Come hear more about Verde Valley history on June 15 at the Clemenceau Museum, when John Tavasci Sr., former owner of the Clarkdale Dairy, will be reminiscing with his long time friend and local rancher Don Godard. The two will be talking about dairy farming, cattle ranching, trucking, busing and the changes they've seen over the past 60 years or so in our little corner of Arizona.
John Tavasci's parents arrived in Jerome from Italy in 1924, and soon after began dairy farming near Peck's Lake in Clarkdale. John was born in 1925 and remembers moving to the Clarkdale Dairy in 1928. By the age of 12, he was helping out on the farm, walking behind the plow. The dairy farm continued to grow, and through the late 1950s, delivering milk was a big business. The dairy business was sold in the 1960s; by that time there were 220 dairy cows. John went into cattle ranching and trucking, hauling both cattle and thousands of tons of hay. He then went into the school bus business and began busing Mingus High School students, a job he enjoyed so much, that he spent over 40 years at it, finally retiring at the age of 80, claiming that it was the interaction with the students that kept him young.

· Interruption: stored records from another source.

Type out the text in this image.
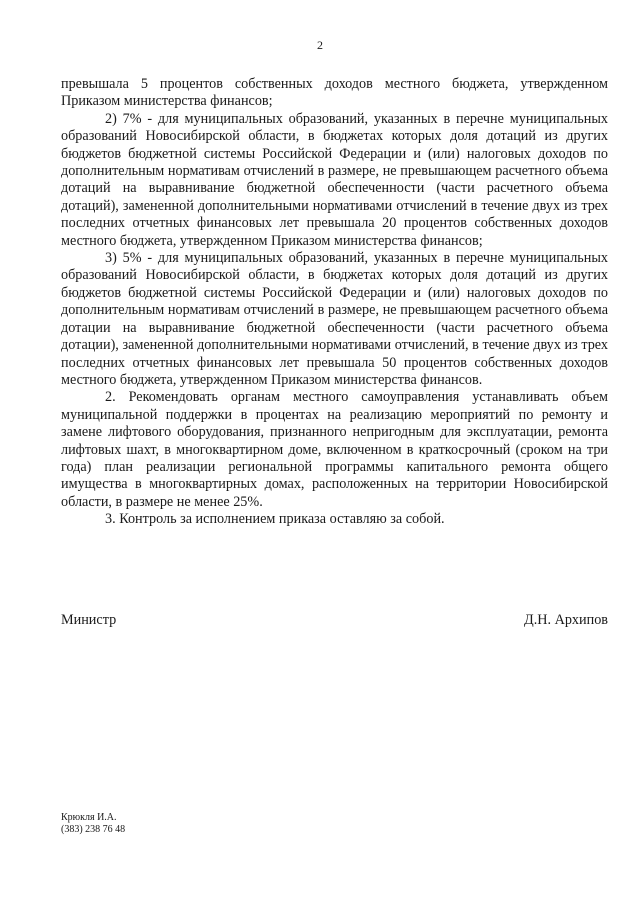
2

превышала 5 процентов собственных доходов местного бюджета, утвержденном Приказом министерства финансов;

2) 7% - для муниципальных образований, указанных в перечне муниципальных образований Новосибирской области, в бюджетах которых доля дотаций из других бюджетов бюджетной системы Российской Федерации и (или) налоговых доходов по дополнительным нормативам отчислений в размере, не превышающем расчетного объема дотаций на выравнивание бюджетной обеспеченности (части расчетного объема дотаций), замененной дополнительными нормативами отчислений в течение двух из трех последних отчетных финансовых лет превышала 20 процентов собственных доходов местного бюджета, утвержденном Приказом министерства финансов;

3) 5% - для муниципальных образований, указанных в перечне муниципальных образований Новосибирской области, в бюджетах которых доля дотаций из других бюджетов бюджетной системы Российской Федерации и (или) налоговых доходов по дополнительным нормативам отчислений в размере, не превышающем расчетного объема дотации на выравнивание бюджетной обеспеченности (части расчетного объема дотации), замененной дополнительными нормативами отчислений, в течение двух из трех последних отчетных финансовых лет превышала 50 процентов собственных доходов местного бюджета, утвержденном Приказом министерства финансов.

2. Рекомендовать органам местного самоуправления устанавливать объем муниципальной поддержки в процентах на реализацию мероприятий по ремонту и замене лифтового оборудования, признанного непригодным для эксплуатации, ремонта лифтовых шахт, в многоквартирном доме, включенном в краткосрочный (сроком на три года) план реализации региональной программы капитального ремонта общего имущества в многоквартирных домах, расположенных на территории Новосибирской области, в размере не менее 25%.

3. Контроль за исполнением приказа оставляю за собой.

Министр	Д.Н. Архипов
Крюкля И.А.
(383) 238 76 48
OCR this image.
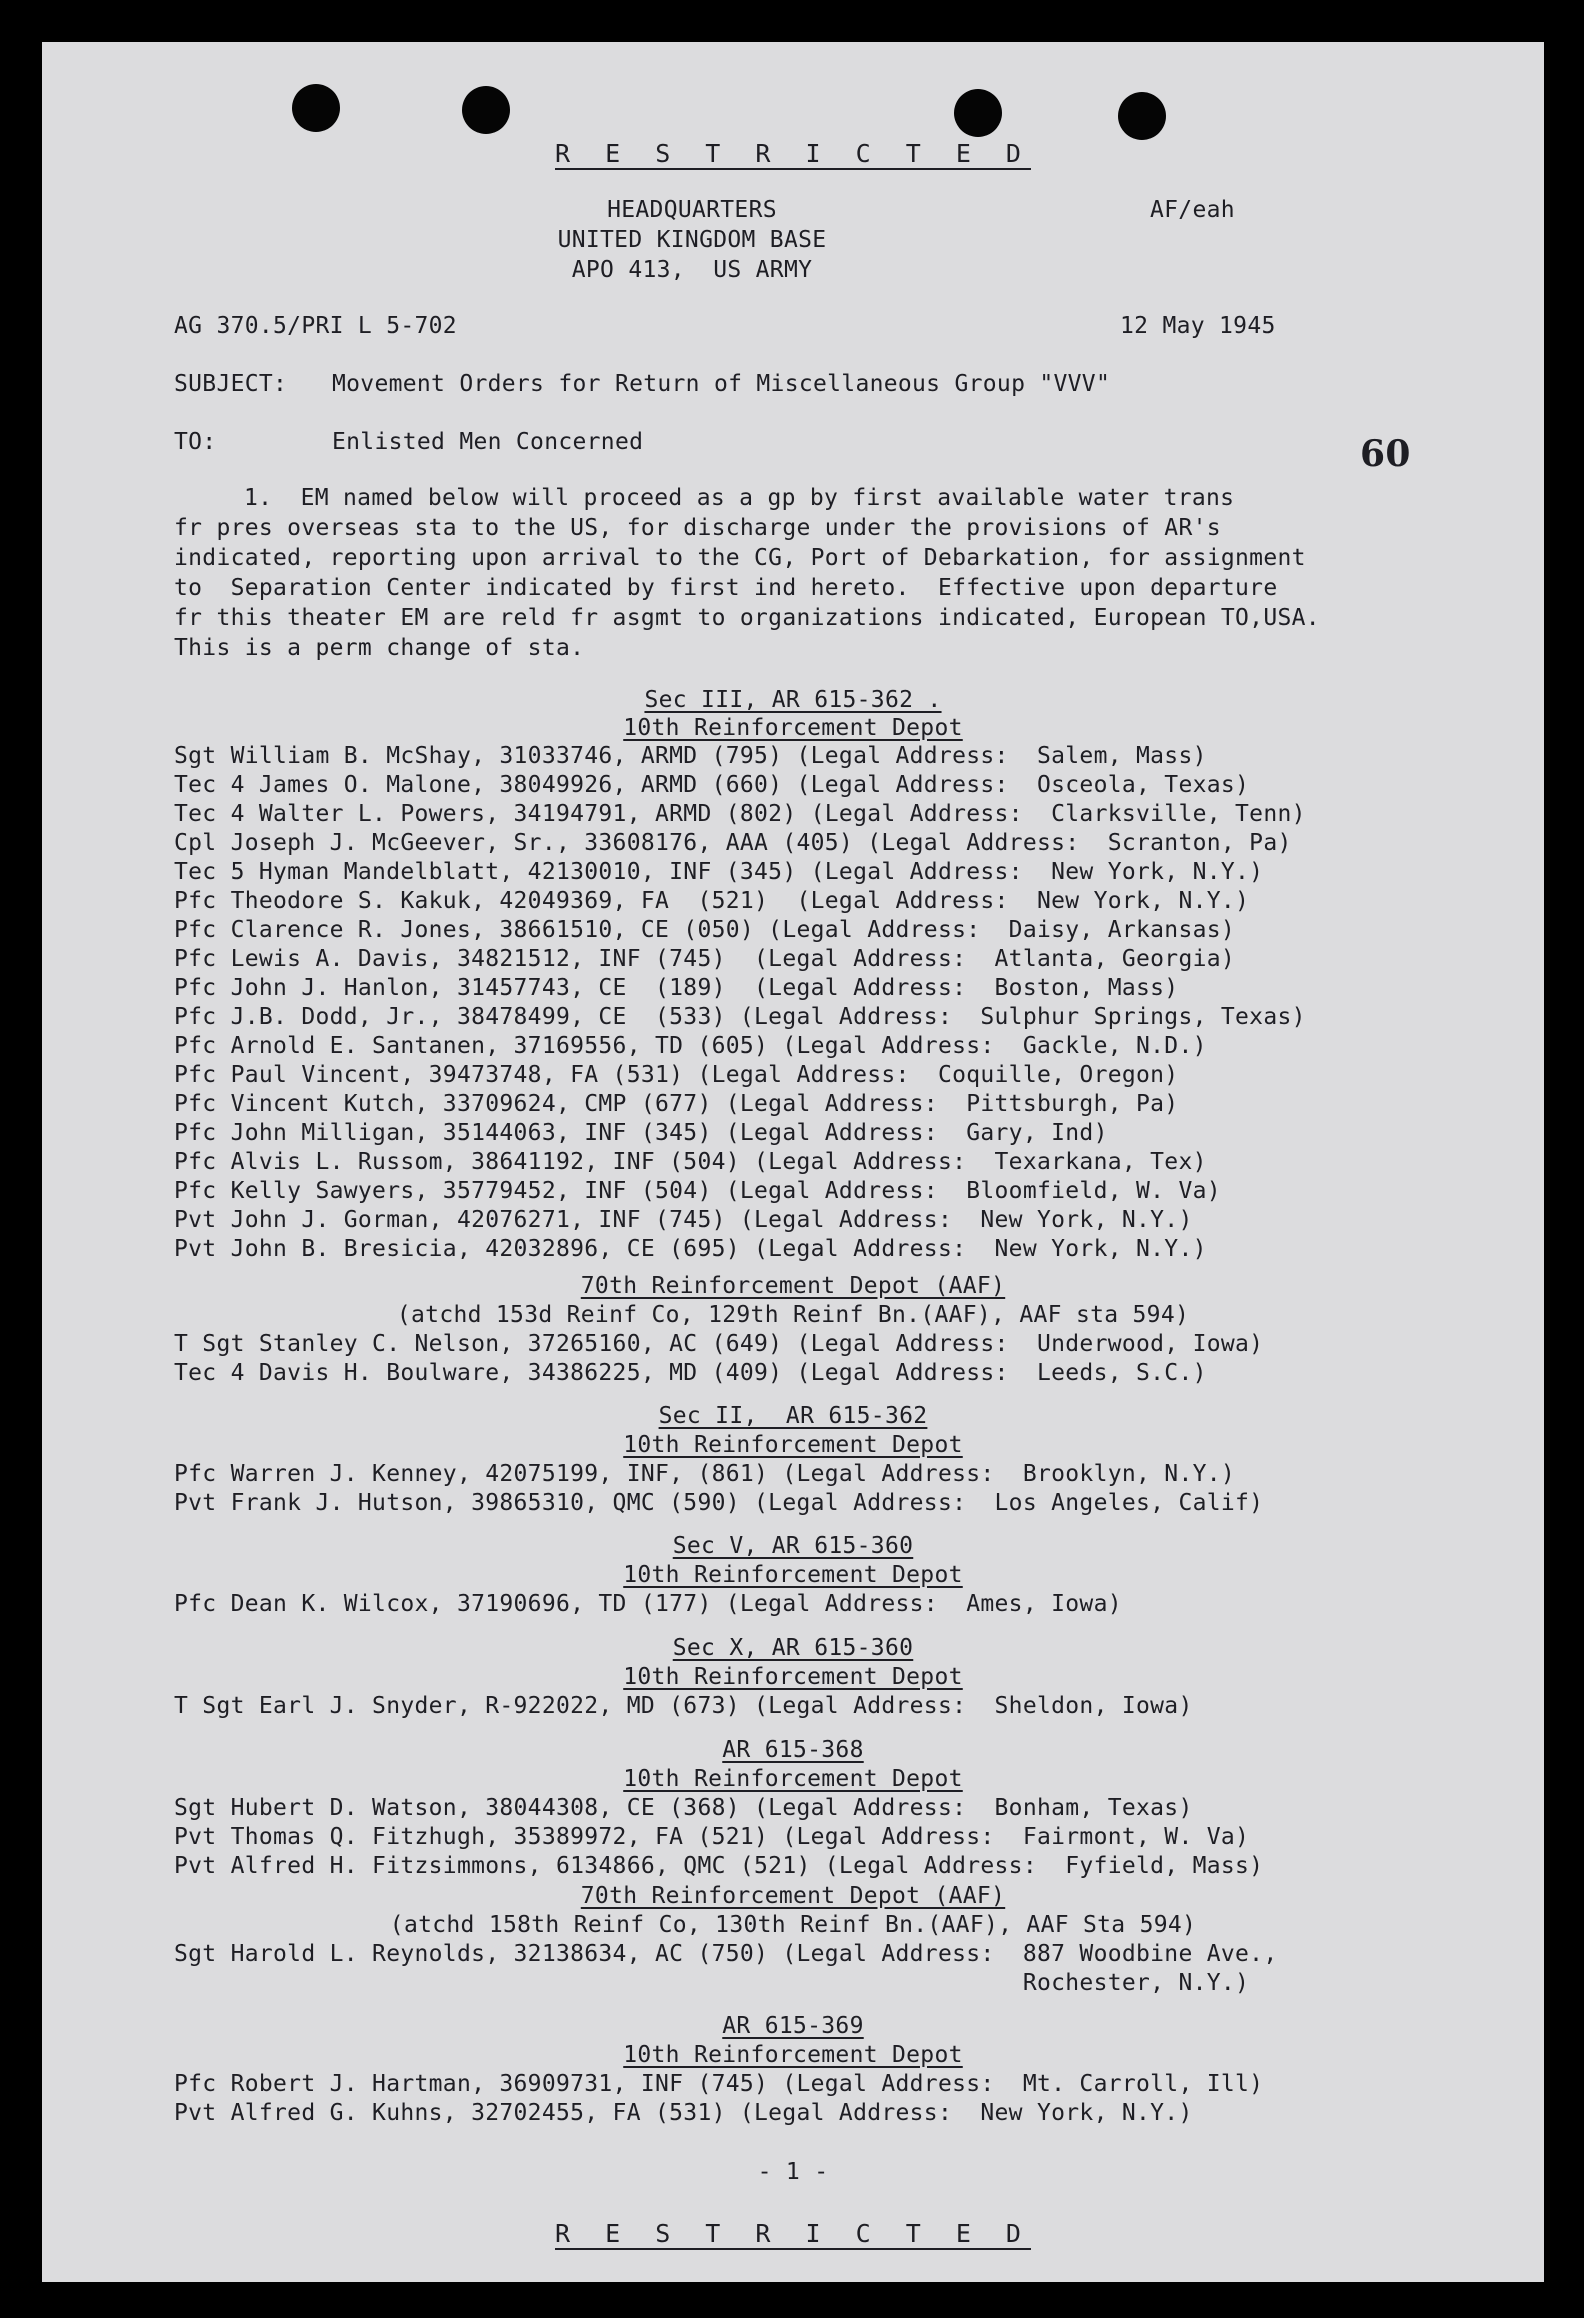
R E S T R I C T E D
HEADQUARTERS
UNITED KINGDOM BASE
APO 413,  US ARMY
AF/eah
AG 370.5/PRI L 5-702	12 May 1945
SUBJECT: Movement Orders for Return of Miscellaneous Group "VVV"
TO:	Enlisted Men Concerned	60
1.  EM named below will proceed as a gp by first available water trans
fr pres overseas sta to the US, for discharge under the provisions of AR's
indicated, reporting upon arrival to the CG, Port of Debarkation, for assignment
to  Separation Center indicated by first ind hereto.  Effective upon departure
fr this theater EM are reld fr asgmt to organizations indicated, European TO,USA.
This is a perm change of sta.
Sec III, AR 615-362 .
10th Reinforcement Depot
Sgt William B. McShay, 31033746, ARMD (795) (Legal Address:  Salem, Mass)
Tec 4 James O. Malone, 38049926, ARMD (660) (Legal Address:  Osceola, Texas)
Tec 4 Walter L. Powers, 34194791, ARMD (802) (Legal Address:  Clarksville, Tenn)
Cpl Joseph J. McGeever, Sr., 33608176, AAA (405) (Legal Address:  Scranton, Pa)
Tec 5 Hyman Mandelblatt, 42130010, INF (345) (Legal Address:  New York, N.Y.)
Pfc Theodore S. Kakuk, 42049369, FA  (521)  (Legal Address:  New York, N.Y.)
Pfc Clarence R. Jones, 38661510, CE (050) (Legal Address:  Daisy, Arkansas)
Pfc Lewis A. Davis, 34821512, INF (745)  (Legal Address:  Atlanta, Georgia)
Pfc John J. Hanlon, 31457743, CE  (189)  (Legal Address:  Boston, Mass)
Pfc J.B. Dodd, Jr., 38478499, CE  (533) (Legal Address:  Sulphur Springs, Texas)
Pfc Arnold E. Santanen, 37169556, TD (605) (Legal Address:  Gackle, N.D.)
Pfc Paul Vincent, 39473748, FA (531) (Legal Address:  Coquille, Oregon)
Pfc Vincent Kutch, 33709624, CMP (677) (Legal Address:  Pittsburgh, Pa)
Pfc John Milligan, 35144063, INF (345) (Legal Address:  Gary, Ind)
Pfc Alvis L. Russom, 38641192, INF (504) (Legal Address:  Texarkana, Tex)
Pfc Kelly Sawyers, 35779452, INF (504) (Legal Address:  Bloomfield, W. Va)
Pvt John J. Gorman, 42076271, INF (745) (Legal Address:  New York, N.Y.)
Pvt John B. Bresicia, 42032896, CE (695) (Legal Address:  New York, N.Y.)
70th Reinforcement Depot (AAF)
(atchd 153d Reinf Co, 129th Reinf Bn.(AAF), AAF sta 594)
T Sgt Stanley C. Nelson, 37265160, AC (649) (Legal Address:  Underwood, Iowa)
Tec 4 Davis H. Boulware, 34386225, MD (409) (Legal Address:  Leeds, S.C.)
Sec II,  AR 615-362
10th Reinforcement Depot
Pfc Warren J. Kenney, 42075199, INF, (861) (Legal Address:  Brooklyn, N.Y.)
Pvt Frank J. Hutson, 39865310, QMC (590) (Legal Address:  Los Angeles, Calif)
Sec V, AR 615-360
10th Reinforcement Depot
Pfc Dean K. Wilcox, 37190696, TD (177) (Legal Address:  Ames, Iowa)
Sec X, AR 615-360
10th Reinforcement Depot
T Sgt Earl J. Snyder, R-922022, MD (673) (Legal Address:  Sheldon, Iowa)
AR 615-368
10th Reinforcement Depot
Sgt Hubert D. Watson, 38044308, CE (368) (Legal Address:  Bonham, Texas)
Pvt Thomas Q. Fitzhugh, 35389972, FA (521) (Legal Address:  Fairmont, W. Va)
Pvt Alfred H. Fitzsimmons, 6134866, QMC (521) (Legal Address:  Fyfield, Mass)
70th Reinforcement Depot (AAF)
(atchd 158th Reinf Co, 130th Reinf Bn.(AAF), AAF Sta 594)
Sgt Harold L. Reynolds, 32138634, AC (750) (Legal Address:  887 Woodbine Ave.,
Rochester, N.Y.)
AR 615-369
10th Reinforcement Depot
Pfc Robert J. Hartman, 36909731, INF (745) (Legal Address:  Mt. Carroll, Ill)
Pvt Alfred G. Kuhns, 32702455, FA (531) (Legal Address:  New York, N.Y.)
- 1 -
R E S T R I C T E D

Cornville rancher, Don Godard also grew up in the Verde Valley and is no stranger to the Verde Historical Society and the Clemenceau Museum. It's Don who prepares the delectable meat for the Museum's annual Zeke Taylor BBQ in November and brings animals for a petting zoo for Early Settlers' Day in October.
The public is invited to attend the Tavasci Sr./Godard conversation, which promises to hold many fascinating glimpses into Verde Valley history. Their talk will follow a very brief general meeting of the Verde Historical Society, beginning at 1 p.m., Tuesday, June 15 in the gym of the Clemenceau School at the corner of Mingus and Willard avenues in Cottonwood.